Mohammad Waqas, BA; BS – Neurology – Massachusetts General Hospital; Rudolph Tanzi, PhD – Vice Chair, Neurology, Massachusetts General Hospital; Dmitry Prokopenko, PhD – Assistant Professor, Neurology, Massachusetts General Hospital
Psych Congress 2025
Abstract: Objective: Genome-wide association studies (GWAS) underpin modern psychiatric genetics and biomarker discovery, yet their accuracy hinges on rigorous control of population structure. Principal components analysis (PCA), the current standard, captures only linear axes and can obscure fine-scale ancestry, inflating test statistics or masking true signals-especially in genetically diverse cohorts.


Methods: We applied diffusion maps (DM), a nonlinear manifold-learning technique, to a population-scale biobank (~270,000 UK Biobank participants). DM eigenvectors replaced top PCs in linear mixed-model GWAS of neuropsychiatric phenotypes (Alzheimer's disease, depression, schizophrenia) plus a geography-derived null phenotype (eastings coordinates). Performance was benchmarked against PCA using genomic-inflation metrics, LD score regression intercepts, QQ-plot behavior, recovery of canonical loci (e.g., APOE), and workflow runtime on multi-GPU hardware.

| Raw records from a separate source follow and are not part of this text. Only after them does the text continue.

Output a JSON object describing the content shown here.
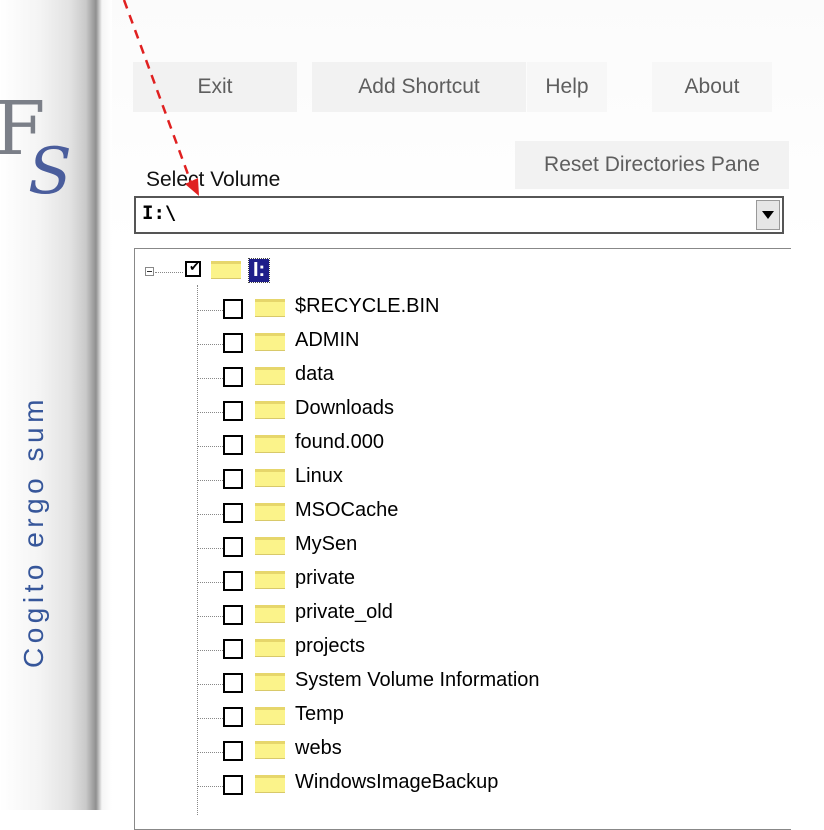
{
  "app": {
    "logo_text": "FS",
    "motto": "Cogito ergo sum"
  },
  "toolbar": {
    "exit_label": "Exit",
    "add_shortcut_label": "Add Shortcut",
    "help_label": "Help",
    "about_label": "About",
    "reset_label": "Reset Directories Pane"
  },
  "volume": {
    "label": "Select Volume",
    "value": "I:\\"
  },
  "tree": {
    "root": {
      "label": "I:",
      "checked": true
    },
    "items": [
      {
        "label": "$RECYCLE.BIN"
      },
      {
        "label": "ADMIN"
      },
      {
        "label": "data"
      },
      {
        "label": "Downloads"
      },
      {
        "label": "found.000"
      },
      {
        "label": "Linux"
      },
      {
        "label": "MSOCache"
      },
      {
        "label": "MySen"
      },
      {
        "label": "private"
      },
      {
        "label": "private_old"
      },
      {
        "label": "projects"
      },
      {
        "label": "System Volume Information"
      },
      {
        "label": "Temp"
      },
      {
        "label": "webs"
      },
      {
        "label": "WindowsImageBackup"
      }
    ]
  },
  "colors": {
    "accent_red": "#e02020",
    "selection_blue": "#1e1e8a",
    "folder_yellow": "#fbf38a",
    "motto_blue": "#36569a"
  }
}
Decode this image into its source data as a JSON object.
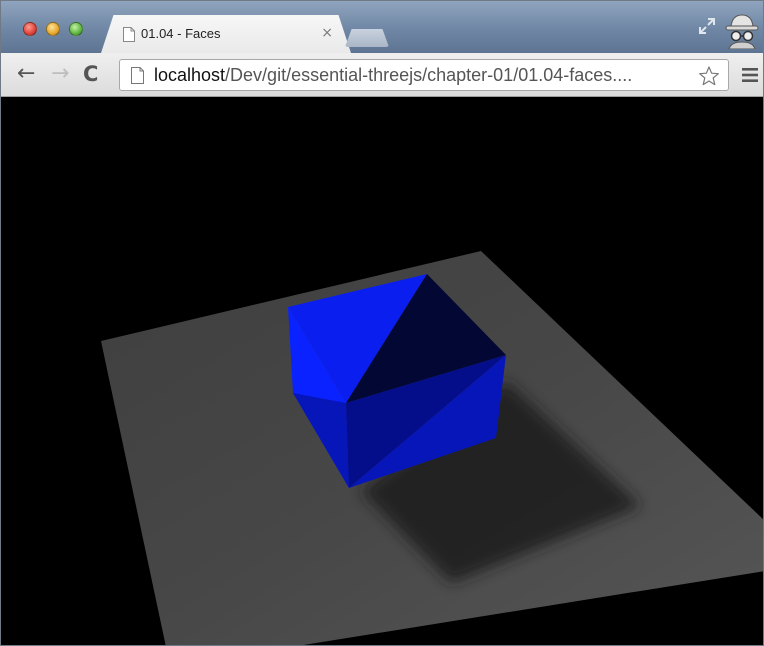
{
  "window": {
    "tab": {
      "title": "01.04 - Faces",
      "close_glyph": "×"
    },
    "icons": {
      "close": "close-button",
      "minimize": "minimize-button",
      "maximize": "maximize-button",
      "fullscreen": "fullscreen-icon",
      "incognito": "incognito-icon"
    }
  },
  "toolbar": {
    "back_glyph": "←",
    "forward_glyph": "→",
    "reload_glyph": "C",
    "url_host": "localhost",
    "url_path": "/Dev/git/essential-threejs/chapter-01/01.04-faces....",
    "star_icon": "bookmark-star-icon",
    "menu_icon": "menu-icon"
  },
  "scene": {
    "description_colors": {
      "background": "#000000",
      "plane": "#4a4a4a",
      "cube_bright": "#0a1fff",
      "cube_mid": "#0614c8",
      "cube_dark": "#030a6e",
      "cube_darkest": "#01042e",
      "shadow": "#262626"
    }
  }
}
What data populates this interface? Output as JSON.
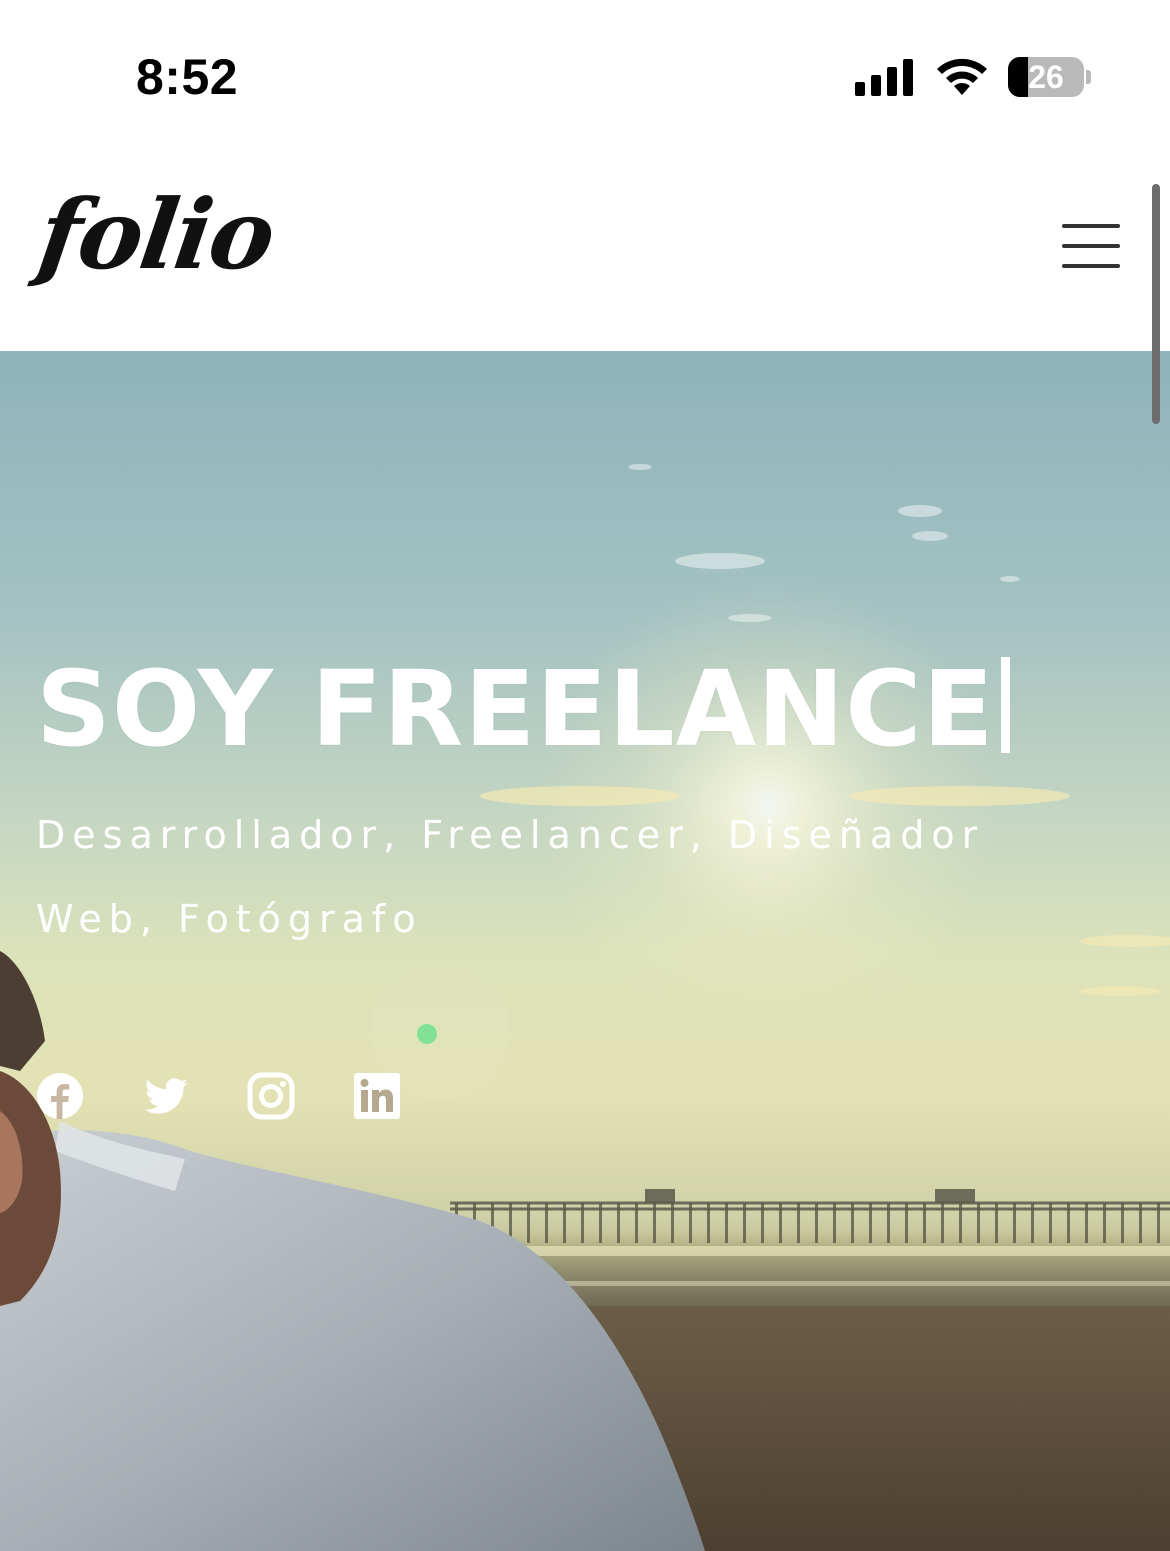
{
  "status_bar": {
    "time": "8:52",
    "battery_level": "26",
    "battery_fraction": 0.26,
    "icons": [
      "cellular-signal-icon",
      "wifi-icon",
      "battery-icon"
    ]
  },
  "header": {
    "logo_text": "folio",
    "menu_icon": "hamburger-menu-icon"
  },
  "hero": {
    "title": "SOY FREELANCE",
    "subtitle": "Desarrollador, Freelancer, Diseñador Web, Fotógrafo",
    "socials": [
      {
        "icon": "facebook-icon"
      },
      {
        "icon": "twitter-icon"
      },
      {
        "icon": "instagram-icon"
      },
      {
        "icon": "linkedin-icon"
      }
    ]
  },
  "colors": {
    "text_on_hero": "#ffffff",
    "logo": "#111111",
    "menu_lines": "#333333"
  }
}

Results: Across multiple phenotypes, DM yielded visibly tighter QQ plots, lower inflation statistics, and intercepts trending closer to theoretical expectations. Canonical risk loci remained robust, while some biologically plausible association clusters-previously borderline under PCA-became clearer after DM adjustment. DM integrated efficiently into existing analytic pipelines, completing within standard GWAS runtimes without extensive parameter tuning.


Implications: By modeling non-linear genetic manifold structure, diffusion maps can reduce bias and uncover under-appreciated variation that informs psychiatric and Alzheimer's research. Early findings suggest DM offers a practical, geometry-aware improvement compared to PCA, with the potential to sharpen risk prediction, refine genetic architecture, and accelerate precision neuropsychiatry and therapeutic discovery in diverse populations.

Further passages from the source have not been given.